Rather, he thought it condoned gay people serving in the military. Pence stated, “Homosexuality is incompatible with military service because the presence of homosexuals in the ranks weakens unit cohesion.”
Unsurprisingly, he came out against Obama's attempt to repeal DADT, because it would have allowed LGBTQ+ individuals to serve openly. He even — you guessed it — made a speech.
2015: Allows Indiana Businesses To Turn Away LGBTQ+ Customers In The Name of Religious Freedom
Surrounded by known anti-LGBTQ+ advocates, then-Governor Pence signed the Religious Freedom Restoration Act, which effectively allowed Indiana businesses to turn away customers based on their sexual orientation and/or gender identity.
The Indiana law allows businesses to cite their religious beliefs as cause for denying customers.
Met with intense criticism and a loss of state revenue to the tune of $60 million due to boycotts, Pence later walked back the original bill and added an amendment stating LGBTQ+ individuals would be protected from discrimination.

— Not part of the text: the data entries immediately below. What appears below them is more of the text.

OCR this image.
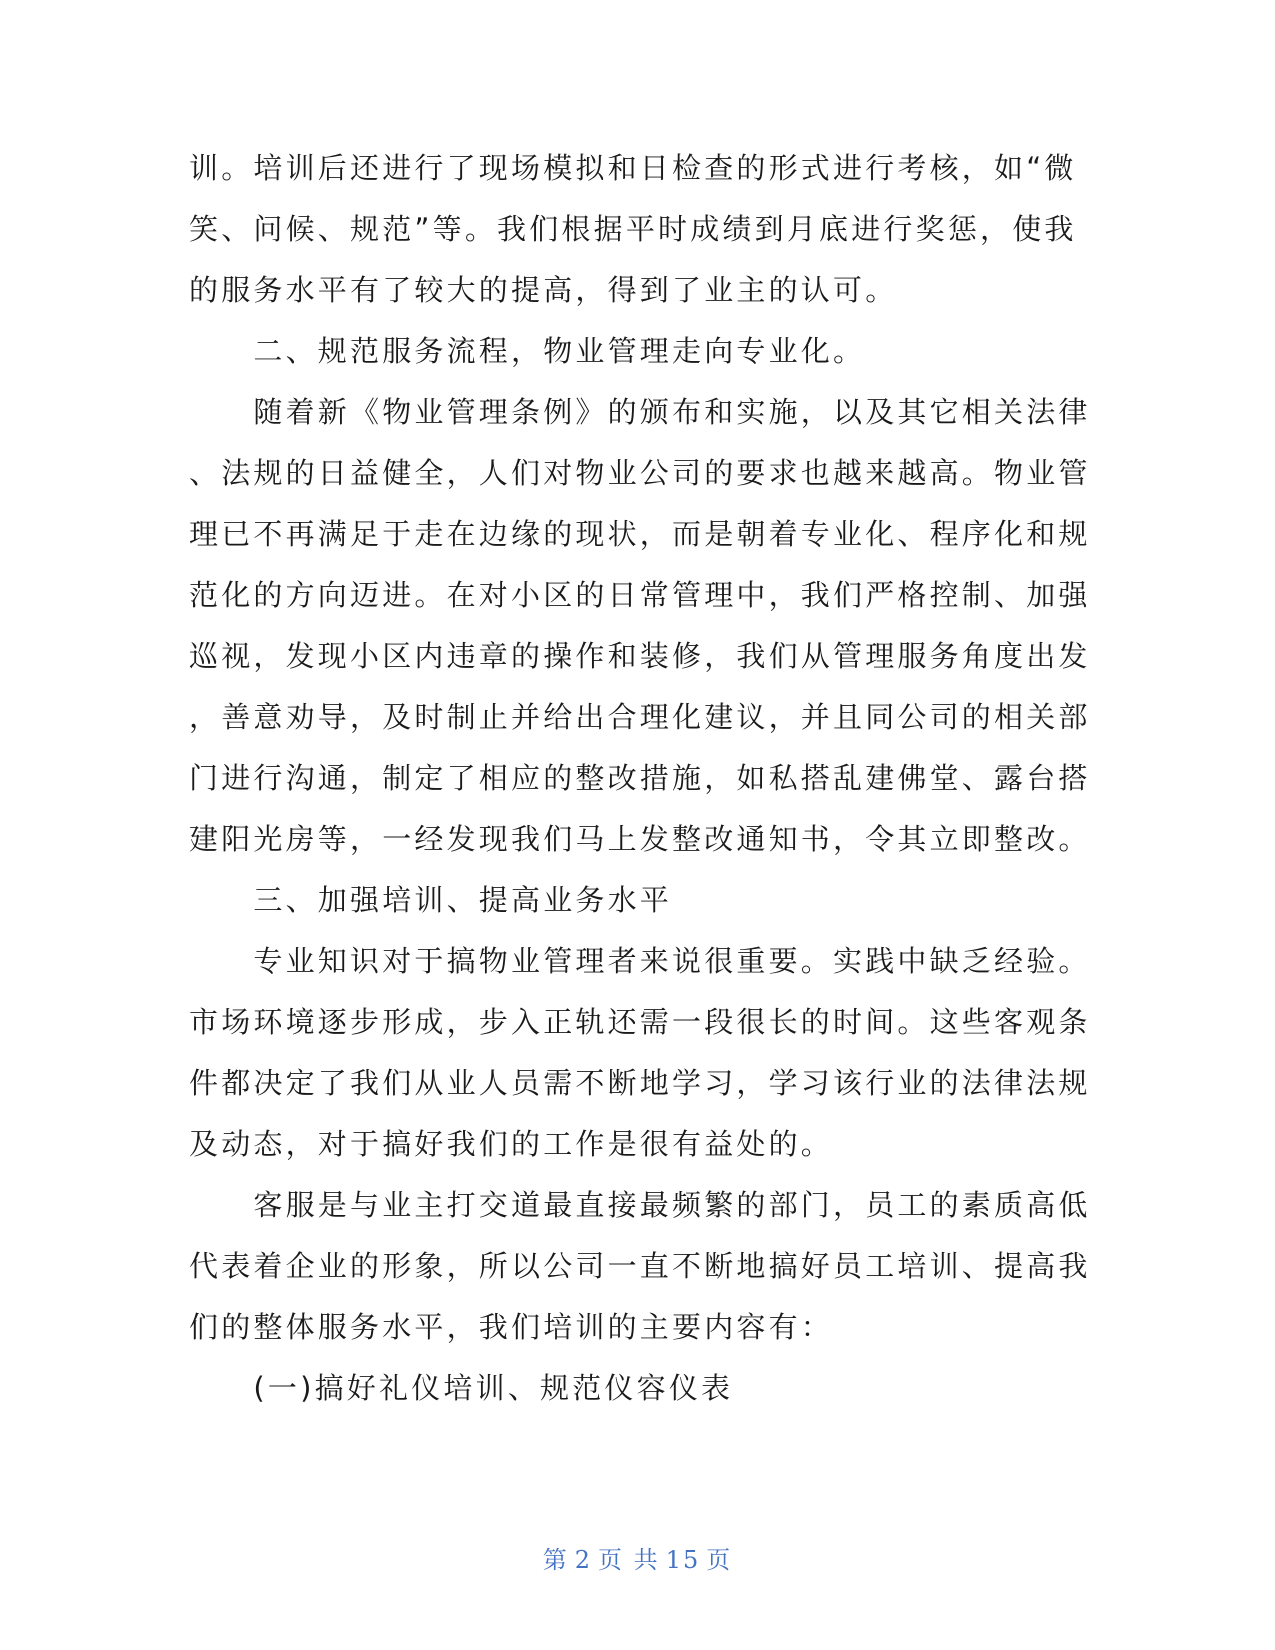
训。培训后还进行了现场模拟和日检查的形式进行考核，如“微
笑、问候、规范”等。我们根据平时成绩到月底进行奖惩，使我
的服务水平有了较大的提高，得到了业主的认可。
　　二、规范服务流程，物业管理走向专业化。
　　随着新《物业管理条例》的颁布和实施，以及其它相关法律
、法规的日益健全，人们对物业公司的要求也越来越高。物业管
理已不再满足于走在边缘的现状，而是朝着专业化、程序化和规
范化的方向迈进。在对小区的日常管理中，我们严格控制、加强
巡视，发现小区内违章的操作和装修，我们从管理服务角度出发
，善意劝导，及时制止并给出合理化建议，并且同公司的相关部
门进行沟通，制定了相应的整改措施，如私搭乱建佛堂、露台搭
建阳光房等，一经发现我们马上发整改通知书，令其立即整改。
　　三、加强培训、提高业务水平
　　专业知识对于搞物业管理者来说很重要。实践中缺乏经验。
市场环境逐步形成，步入正轨还需一段很长的时间。这些客观条
件都决定了我们从业人员需不断地学习，学习该行业的法律法规
及动态，对于搞好我们的工作是很有益处的。
　　客服是与业主打交道最直接最频繁的部门，员工的素质高低
代表着企业的形象，所以公司一直不断地搞好员工培训、提高我
们的整体服务水平，我们培训的主要内容有：
　　(一)搞好礼仪培训、规范仪容仪表
第 2 页 共 15 页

But the timing of the bill was nonetheless suspicious, given that Oregon bakery Sweet Cakes by Melissa, which turned away a lesbian couple and later doxxed them, was heavily fined for discrimination and causing emotional harm to the couple.
2016: Rejects Obama's Transgender Bathroom Directive
As one of the first governors to react to Obama's transgender bathroom access directive, Pence strongly opposed the directive, stating that it should be left up to states and individuals schools to decide what's right for students.
During the presidential campaign, Pence said Trump would “resolve” the issue. Trump signed an executive order overturning protections for trans students in February 2017.
LGBTQ+ advocates are standing by to see if the Trump administration will be passing future laws and orders that could hurt the community.